Why do I blog?
I have always enjoyed putting my thoughts on paper. At a very young age, journaling offered privacy in the middle of a large family. A space and a place I could call my own, where I did not have to share my thoughts, where I did not have to be part of "the collective". As a young woman, writing offered release from the solitude I often felt before meeting Bill.
I collected my journals and kept them private. Then one day, in our first little home, I sat in front of the woodstove and began burning. Bill came home from work to find me in tears - ripping pages out of my little books and tossing them into the fire and watching the fire melt each page. Patient man. He simply poured us some wine, and quietly sat next to me. When the fire consumed the last little page, he asked. I told him that these pages represented a life I no longer felt any connection to and my tears were not of sorrow but of happiness for I no longer felt lonely.
So it seemed only natural to start giving birth to the invisible grief inside me in a journal which just happened to be a leftover "black" book.

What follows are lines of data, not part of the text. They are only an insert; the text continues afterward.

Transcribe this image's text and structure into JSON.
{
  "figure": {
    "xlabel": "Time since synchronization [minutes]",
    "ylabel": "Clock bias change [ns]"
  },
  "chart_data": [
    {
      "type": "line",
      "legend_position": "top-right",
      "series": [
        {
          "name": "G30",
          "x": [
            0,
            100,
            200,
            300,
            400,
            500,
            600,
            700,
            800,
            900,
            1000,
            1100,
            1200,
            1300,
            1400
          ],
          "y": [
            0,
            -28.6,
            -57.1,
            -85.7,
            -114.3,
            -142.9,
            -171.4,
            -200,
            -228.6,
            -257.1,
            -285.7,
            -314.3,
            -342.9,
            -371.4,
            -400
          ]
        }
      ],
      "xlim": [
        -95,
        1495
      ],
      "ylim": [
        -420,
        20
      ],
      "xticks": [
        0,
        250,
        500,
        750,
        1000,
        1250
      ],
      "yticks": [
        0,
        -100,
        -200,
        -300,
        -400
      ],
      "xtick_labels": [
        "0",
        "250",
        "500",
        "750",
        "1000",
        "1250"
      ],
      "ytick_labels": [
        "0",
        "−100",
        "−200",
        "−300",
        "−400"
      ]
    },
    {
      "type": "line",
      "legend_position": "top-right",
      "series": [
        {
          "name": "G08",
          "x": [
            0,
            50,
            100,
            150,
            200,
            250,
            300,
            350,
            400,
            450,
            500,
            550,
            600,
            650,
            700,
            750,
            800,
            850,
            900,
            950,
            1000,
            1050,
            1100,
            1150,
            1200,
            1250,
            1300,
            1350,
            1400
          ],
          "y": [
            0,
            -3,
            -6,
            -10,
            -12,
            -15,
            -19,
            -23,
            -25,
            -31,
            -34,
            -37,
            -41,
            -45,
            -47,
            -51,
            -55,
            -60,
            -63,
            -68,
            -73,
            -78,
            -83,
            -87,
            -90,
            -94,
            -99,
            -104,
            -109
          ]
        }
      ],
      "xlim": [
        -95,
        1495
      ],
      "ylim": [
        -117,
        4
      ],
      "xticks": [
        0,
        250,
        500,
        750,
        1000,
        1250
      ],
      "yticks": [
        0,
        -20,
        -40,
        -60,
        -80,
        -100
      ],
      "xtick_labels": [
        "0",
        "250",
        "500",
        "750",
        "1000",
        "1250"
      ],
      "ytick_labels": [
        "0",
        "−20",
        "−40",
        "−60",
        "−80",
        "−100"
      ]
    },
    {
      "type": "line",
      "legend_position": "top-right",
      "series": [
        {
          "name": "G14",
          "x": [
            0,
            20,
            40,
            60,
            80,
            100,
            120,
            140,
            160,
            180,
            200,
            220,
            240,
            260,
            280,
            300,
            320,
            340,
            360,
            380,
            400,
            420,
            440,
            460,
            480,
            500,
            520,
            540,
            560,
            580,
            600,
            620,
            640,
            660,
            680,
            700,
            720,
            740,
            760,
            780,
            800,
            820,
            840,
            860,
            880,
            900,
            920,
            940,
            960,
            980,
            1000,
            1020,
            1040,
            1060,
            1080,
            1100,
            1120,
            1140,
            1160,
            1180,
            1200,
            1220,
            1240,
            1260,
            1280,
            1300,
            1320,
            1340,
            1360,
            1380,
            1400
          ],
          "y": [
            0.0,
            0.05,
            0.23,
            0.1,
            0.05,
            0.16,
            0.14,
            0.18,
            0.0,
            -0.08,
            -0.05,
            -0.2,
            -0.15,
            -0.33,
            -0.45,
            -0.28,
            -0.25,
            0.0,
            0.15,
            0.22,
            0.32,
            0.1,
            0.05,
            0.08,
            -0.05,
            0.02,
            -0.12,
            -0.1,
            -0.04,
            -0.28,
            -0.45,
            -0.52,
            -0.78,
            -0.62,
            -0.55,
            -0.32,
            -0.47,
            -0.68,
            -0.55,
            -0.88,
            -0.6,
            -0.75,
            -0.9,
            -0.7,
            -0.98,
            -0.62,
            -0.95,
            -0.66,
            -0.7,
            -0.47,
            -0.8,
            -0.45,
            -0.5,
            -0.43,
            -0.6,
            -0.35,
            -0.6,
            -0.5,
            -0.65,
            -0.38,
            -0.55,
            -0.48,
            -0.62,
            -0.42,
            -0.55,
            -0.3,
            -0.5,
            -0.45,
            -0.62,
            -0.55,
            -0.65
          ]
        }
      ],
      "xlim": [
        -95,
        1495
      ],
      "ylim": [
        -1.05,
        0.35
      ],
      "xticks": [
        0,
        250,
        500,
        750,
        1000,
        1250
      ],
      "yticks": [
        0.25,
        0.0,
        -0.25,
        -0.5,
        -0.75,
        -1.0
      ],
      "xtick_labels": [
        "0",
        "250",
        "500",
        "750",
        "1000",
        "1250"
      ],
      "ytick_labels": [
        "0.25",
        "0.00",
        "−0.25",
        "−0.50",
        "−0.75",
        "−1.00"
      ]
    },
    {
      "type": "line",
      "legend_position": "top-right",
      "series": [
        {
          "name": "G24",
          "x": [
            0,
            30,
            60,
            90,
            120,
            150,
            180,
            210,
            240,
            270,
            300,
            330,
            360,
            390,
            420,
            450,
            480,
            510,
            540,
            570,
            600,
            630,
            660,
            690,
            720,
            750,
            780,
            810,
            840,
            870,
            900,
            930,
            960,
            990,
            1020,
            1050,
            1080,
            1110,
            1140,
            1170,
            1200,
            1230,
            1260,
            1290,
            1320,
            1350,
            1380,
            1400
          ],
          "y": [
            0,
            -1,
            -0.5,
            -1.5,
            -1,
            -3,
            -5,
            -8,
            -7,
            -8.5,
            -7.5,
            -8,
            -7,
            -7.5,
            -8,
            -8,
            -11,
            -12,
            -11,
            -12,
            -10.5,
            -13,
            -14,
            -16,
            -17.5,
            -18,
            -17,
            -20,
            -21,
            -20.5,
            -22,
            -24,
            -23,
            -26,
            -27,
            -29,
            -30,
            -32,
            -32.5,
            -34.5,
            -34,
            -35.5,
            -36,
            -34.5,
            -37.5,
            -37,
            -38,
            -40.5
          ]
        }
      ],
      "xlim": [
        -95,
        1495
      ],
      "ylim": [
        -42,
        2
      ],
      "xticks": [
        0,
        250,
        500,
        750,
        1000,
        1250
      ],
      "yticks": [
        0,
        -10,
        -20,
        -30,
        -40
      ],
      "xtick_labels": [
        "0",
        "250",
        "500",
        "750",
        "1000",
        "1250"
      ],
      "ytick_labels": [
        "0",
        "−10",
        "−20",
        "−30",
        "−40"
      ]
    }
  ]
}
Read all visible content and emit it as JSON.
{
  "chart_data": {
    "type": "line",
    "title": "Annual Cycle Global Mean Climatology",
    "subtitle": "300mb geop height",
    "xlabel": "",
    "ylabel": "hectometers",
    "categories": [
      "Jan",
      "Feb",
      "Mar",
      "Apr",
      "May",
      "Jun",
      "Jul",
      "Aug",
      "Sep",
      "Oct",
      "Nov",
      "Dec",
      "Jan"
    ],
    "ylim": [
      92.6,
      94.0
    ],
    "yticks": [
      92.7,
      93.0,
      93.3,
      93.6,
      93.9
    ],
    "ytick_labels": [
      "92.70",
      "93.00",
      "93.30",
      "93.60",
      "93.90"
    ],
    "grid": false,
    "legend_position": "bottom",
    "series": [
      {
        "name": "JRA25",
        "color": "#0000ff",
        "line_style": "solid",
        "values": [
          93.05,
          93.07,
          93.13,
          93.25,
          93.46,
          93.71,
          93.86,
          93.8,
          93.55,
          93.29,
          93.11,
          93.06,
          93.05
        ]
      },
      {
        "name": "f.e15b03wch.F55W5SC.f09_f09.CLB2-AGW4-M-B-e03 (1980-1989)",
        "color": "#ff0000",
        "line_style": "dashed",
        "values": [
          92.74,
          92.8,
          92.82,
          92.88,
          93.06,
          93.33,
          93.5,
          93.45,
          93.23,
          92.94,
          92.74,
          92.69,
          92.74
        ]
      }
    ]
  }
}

In my search for the "perfect poem" that could help process my tumultuous emotions, I came across Wordsworth's preface to "Lyrical Ballads". He defines poetry as ... "the spontaneous overflow of powerful feelings: it takes its origin from emotion recollected in tranquility." Although poetry in this family is better left to my middle child, this statement quantifies and qualifies the contents of my journals "Grief / Memories / Hope". It also describes, for the most part, when I write for without tranquility, there is no reflection.
My three journals are private. These are not intended for an audience for now. They are the cornerstones of my blog which in turn may one day leave the digital world and return to paper. For now, I continue to offer my blog, trusting that most will take away something relevant. In Wordsworth's preface he also states ... "I had formed no very inaccurate estimate of the probable effect of those Poems: I flattered myself that they who should be pleased with them would read them with more than common pleasure: and, on the other hand, I was well aware, that by those who should dislike them, they would be read with more than common dislike. The result has differed from my expectation in this only, that a greater number have been pleased than I ventured to hope I should please."
Your private comments support ... that a greater number have been pleased than I ventured to hope I should please!